Knapp’s book, which is astonishing in its attention to detail, is definitely the work of an entirely different era. There are long discussions about the merits and maintenance of cotton sails; confusion over the preference by sailmakers of Dacron over Orlon in the brilliant new “synthetic” sails; and wonder at the lack of indispensable “masthead flies,” a rarity then but now better known as the Windex found on practically every sailboat.
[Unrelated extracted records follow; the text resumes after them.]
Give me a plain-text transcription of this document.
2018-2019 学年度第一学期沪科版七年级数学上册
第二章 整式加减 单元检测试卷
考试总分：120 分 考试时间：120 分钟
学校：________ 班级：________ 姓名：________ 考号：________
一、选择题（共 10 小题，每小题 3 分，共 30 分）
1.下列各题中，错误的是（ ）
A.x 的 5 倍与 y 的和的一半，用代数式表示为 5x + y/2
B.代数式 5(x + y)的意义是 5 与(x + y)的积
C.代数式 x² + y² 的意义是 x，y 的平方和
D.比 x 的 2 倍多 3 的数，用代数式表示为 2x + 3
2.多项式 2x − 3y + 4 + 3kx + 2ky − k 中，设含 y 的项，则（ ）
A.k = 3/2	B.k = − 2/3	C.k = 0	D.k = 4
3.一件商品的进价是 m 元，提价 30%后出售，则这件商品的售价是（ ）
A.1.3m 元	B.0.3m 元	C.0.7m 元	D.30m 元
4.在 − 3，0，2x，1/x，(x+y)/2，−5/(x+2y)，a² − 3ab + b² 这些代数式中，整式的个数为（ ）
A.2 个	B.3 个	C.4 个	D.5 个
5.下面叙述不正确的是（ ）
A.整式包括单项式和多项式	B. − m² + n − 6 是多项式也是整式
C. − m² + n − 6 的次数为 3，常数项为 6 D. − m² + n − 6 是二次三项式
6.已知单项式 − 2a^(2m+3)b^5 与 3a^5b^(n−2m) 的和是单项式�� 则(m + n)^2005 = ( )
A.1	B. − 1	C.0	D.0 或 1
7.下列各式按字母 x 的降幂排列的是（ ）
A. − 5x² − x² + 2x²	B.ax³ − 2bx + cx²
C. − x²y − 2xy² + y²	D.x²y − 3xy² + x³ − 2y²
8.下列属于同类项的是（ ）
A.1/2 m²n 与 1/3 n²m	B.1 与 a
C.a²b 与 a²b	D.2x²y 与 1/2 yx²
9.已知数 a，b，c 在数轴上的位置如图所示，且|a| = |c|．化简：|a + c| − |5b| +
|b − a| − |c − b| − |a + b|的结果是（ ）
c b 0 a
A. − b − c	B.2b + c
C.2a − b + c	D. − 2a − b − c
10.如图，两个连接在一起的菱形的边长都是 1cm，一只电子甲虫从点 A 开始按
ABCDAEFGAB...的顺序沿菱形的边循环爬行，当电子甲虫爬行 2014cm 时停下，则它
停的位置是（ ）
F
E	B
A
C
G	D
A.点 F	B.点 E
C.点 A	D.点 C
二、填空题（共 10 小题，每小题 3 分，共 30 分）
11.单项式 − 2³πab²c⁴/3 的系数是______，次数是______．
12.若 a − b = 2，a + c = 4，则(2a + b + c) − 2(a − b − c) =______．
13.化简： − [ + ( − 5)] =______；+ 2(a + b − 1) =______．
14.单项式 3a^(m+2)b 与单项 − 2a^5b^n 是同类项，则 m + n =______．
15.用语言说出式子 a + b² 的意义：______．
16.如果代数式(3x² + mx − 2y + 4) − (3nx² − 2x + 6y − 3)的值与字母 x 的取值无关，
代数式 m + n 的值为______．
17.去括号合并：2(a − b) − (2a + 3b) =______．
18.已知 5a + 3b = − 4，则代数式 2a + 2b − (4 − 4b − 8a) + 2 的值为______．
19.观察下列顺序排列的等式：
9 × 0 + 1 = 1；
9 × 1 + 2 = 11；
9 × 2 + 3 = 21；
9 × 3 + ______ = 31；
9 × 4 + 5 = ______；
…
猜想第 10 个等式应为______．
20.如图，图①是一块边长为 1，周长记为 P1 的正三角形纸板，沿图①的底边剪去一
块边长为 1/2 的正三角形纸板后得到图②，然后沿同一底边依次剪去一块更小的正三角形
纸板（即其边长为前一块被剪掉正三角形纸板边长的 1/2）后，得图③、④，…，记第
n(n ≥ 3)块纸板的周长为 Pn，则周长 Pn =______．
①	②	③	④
In about equal amounts of jaw-dropping bewilderment and humbling awe, Knapp’s observations are downright stunning. For example, his discussion of the red spinnakers employed on Carleton Mitchell’s Finisterre is amazing: The color supposedly picked up heat from the sun that developed an upward thermal draft that enabled the sail to lift higher and stay fuller for a longer amount of time (huh?).
But his local-knowledge description of sniffing out the wind on Long Island Sound is awesome: “When the haze back in the hills of Long Island gets heavier, making the treetops in the background appear a lighter shade of green, you can almost bet your bottom dollar that a new breeze — a sea breeze — is trying to break through from the ocean. The same thing follows when the tall buildings in New York, the Chrysler, Empire State and others, fade from sight. If these buildings have been clearly visible during the early afternoon and then suddenly fade out, your sou’wester is on its way and will hit in eventually.”
All that said, at least by the standards of contemporary mores, Knapp’s take on all sorts of matters can be the source of either unintentional comedy or cringe-worthy embarrassment. For example, in his discussion of deck layouts, Knapp notes, “Winches like wenches come in all shapes and sizes.”
And here’s one that slipped past the surgeon general: “Make sure you and/or your crew are abundantly supplied with smokes of one sort or another. While I intend to endorse no special brand of cigarette, I do heartily endorse the use of smokes of one kind or another as a means of determining the wind on a flat day. Time and again we have literally smoked our way past other boats, puffing and checking the wind for the least little cat’s paw. The masthead fly and telltales are wonderful when there is a breeze, but when it’s flat, Lady Nicotine will be more helpful.”
Cough. Gasp. OK.
Then there’s this beauty, about recruiting a favorite Italian sailor as a ringer on a raceboat: “You’d better pick the Guinea or that boat will never go!”
Knapp concludes his text by reminding us never to stop sailing your hardest until the very last moment when you cross the finish line: “Church ain’t out till the singin’.”
That’s probably a metaphor for life as well. All these years later, Arthur Knapp still hums a zany tune.